記憶の中のヒツジはオオカミだったようです!



「別に、今日は必要なかったんじゃない?」


「いいや、必要だね。どうせ、有名店のオードブルが口に合わなくて、食うもんがなくなるだろうからな」


「卓馬ってば、優しーい」


 少し茶化して言うものの、この優しさが時に他の女性を傷つけてきた。


『あんたって、ほんと邪魔者。優先されるべきは彼女であるわたしなのに……いつだってあんたが優先される。少しは気を利かせなさいよ! いい歳なんだから彼から離れるべきだわ』


 雪乃は、卓馬の最後の彼女を思い出していた。二年前の話だ。

 二十六歳の頃で、その彼女は卓馬との結婚を望んでいた。

 それまでも、歴代彼女たちに嫌味を言われることはあっても、特に気にしたことがなかったのに、泣きながら言われた言葉に落ち込んだ。

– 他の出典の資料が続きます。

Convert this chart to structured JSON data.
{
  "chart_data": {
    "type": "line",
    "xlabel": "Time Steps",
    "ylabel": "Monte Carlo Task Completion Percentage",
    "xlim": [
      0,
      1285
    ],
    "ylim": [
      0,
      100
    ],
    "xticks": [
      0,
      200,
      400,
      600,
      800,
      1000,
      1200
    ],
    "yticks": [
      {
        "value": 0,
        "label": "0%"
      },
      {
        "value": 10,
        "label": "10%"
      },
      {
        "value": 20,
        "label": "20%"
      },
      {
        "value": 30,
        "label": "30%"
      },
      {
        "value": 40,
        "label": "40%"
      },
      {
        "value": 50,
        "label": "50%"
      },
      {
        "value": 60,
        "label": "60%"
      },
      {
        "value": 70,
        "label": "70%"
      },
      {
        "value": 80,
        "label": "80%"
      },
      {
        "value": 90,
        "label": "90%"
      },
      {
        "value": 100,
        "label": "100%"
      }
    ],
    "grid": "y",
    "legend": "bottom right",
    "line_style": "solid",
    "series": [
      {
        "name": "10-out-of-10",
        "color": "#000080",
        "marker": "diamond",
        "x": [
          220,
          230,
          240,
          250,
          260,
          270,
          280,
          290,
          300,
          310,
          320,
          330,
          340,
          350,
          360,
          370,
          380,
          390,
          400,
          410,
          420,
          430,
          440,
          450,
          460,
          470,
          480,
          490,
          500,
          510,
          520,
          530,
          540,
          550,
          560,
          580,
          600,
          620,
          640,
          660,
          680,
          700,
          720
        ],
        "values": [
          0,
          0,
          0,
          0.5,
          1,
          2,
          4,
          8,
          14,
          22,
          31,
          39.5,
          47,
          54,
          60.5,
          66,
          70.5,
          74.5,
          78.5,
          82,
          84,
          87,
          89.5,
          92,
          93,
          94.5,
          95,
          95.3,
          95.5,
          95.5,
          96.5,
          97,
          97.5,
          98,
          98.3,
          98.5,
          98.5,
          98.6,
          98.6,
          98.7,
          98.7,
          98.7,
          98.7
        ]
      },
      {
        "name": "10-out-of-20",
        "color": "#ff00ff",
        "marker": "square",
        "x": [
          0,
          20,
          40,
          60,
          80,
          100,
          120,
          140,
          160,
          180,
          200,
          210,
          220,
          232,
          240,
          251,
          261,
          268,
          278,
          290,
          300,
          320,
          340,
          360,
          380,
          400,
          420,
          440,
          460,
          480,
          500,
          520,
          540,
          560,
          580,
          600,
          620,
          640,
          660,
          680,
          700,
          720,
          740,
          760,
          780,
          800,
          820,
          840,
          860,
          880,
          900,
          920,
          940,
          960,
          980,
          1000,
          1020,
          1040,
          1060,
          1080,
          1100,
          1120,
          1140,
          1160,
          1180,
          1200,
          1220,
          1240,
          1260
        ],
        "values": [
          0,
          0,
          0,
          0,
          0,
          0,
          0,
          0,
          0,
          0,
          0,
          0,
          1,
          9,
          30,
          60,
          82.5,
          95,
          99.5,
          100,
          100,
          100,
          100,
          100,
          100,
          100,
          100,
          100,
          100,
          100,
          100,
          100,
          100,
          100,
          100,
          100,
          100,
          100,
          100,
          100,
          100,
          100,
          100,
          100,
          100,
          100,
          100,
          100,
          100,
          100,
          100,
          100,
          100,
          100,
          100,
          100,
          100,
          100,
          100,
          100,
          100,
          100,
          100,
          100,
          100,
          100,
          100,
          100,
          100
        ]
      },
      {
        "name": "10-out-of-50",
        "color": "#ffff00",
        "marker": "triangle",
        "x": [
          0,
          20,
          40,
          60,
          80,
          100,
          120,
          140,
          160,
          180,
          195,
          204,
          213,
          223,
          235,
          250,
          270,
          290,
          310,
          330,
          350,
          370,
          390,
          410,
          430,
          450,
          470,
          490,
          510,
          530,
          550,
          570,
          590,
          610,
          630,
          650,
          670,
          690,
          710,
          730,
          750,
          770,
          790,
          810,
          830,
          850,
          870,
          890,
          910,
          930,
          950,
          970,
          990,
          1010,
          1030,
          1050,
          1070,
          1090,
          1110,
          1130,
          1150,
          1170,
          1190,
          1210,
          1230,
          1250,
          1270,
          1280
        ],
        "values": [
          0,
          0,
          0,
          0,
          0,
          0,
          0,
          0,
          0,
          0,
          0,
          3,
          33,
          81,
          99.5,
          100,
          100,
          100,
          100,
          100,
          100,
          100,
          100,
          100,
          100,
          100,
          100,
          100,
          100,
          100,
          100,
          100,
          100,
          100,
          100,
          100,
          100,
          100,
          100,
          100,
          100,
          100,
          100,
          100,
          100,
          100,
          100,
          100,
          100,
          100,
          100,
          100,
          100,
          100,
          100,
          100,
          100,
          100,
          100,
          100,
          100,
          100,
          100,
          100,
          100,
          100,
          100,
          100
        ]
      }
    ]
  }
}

 居づらくなって、もともと計画していたスケジュールを速めることにした。

 都会の人間が住みづらいと思うような土地に、雪乃は平屋のコテージを建てた。

 コテージの裏には森が広がり、春夏は青々とした緑が眩しく、秋には紅葉した葉が落ちていき地面を落ち葉が彩る。冬には雪が降り、しんと静まり返って気分を落ち着けてくれる場所だ。

 一ヶ月の半分を、一年の半分をそこで過ごすようになった。

 卓馬には家の周りが騒がしくて、仕事に集中できないから建てたと話していたが、本当はただ逃げ出しただけ。

 けれど、雪乃の努力も虚しく卓馬は彼女との恋人関係を解消した。

 あれから三年、卓馬はフリーである。

 雪乃との関係を疑われたり、口出しされるのに疲れてしまったのだと言って。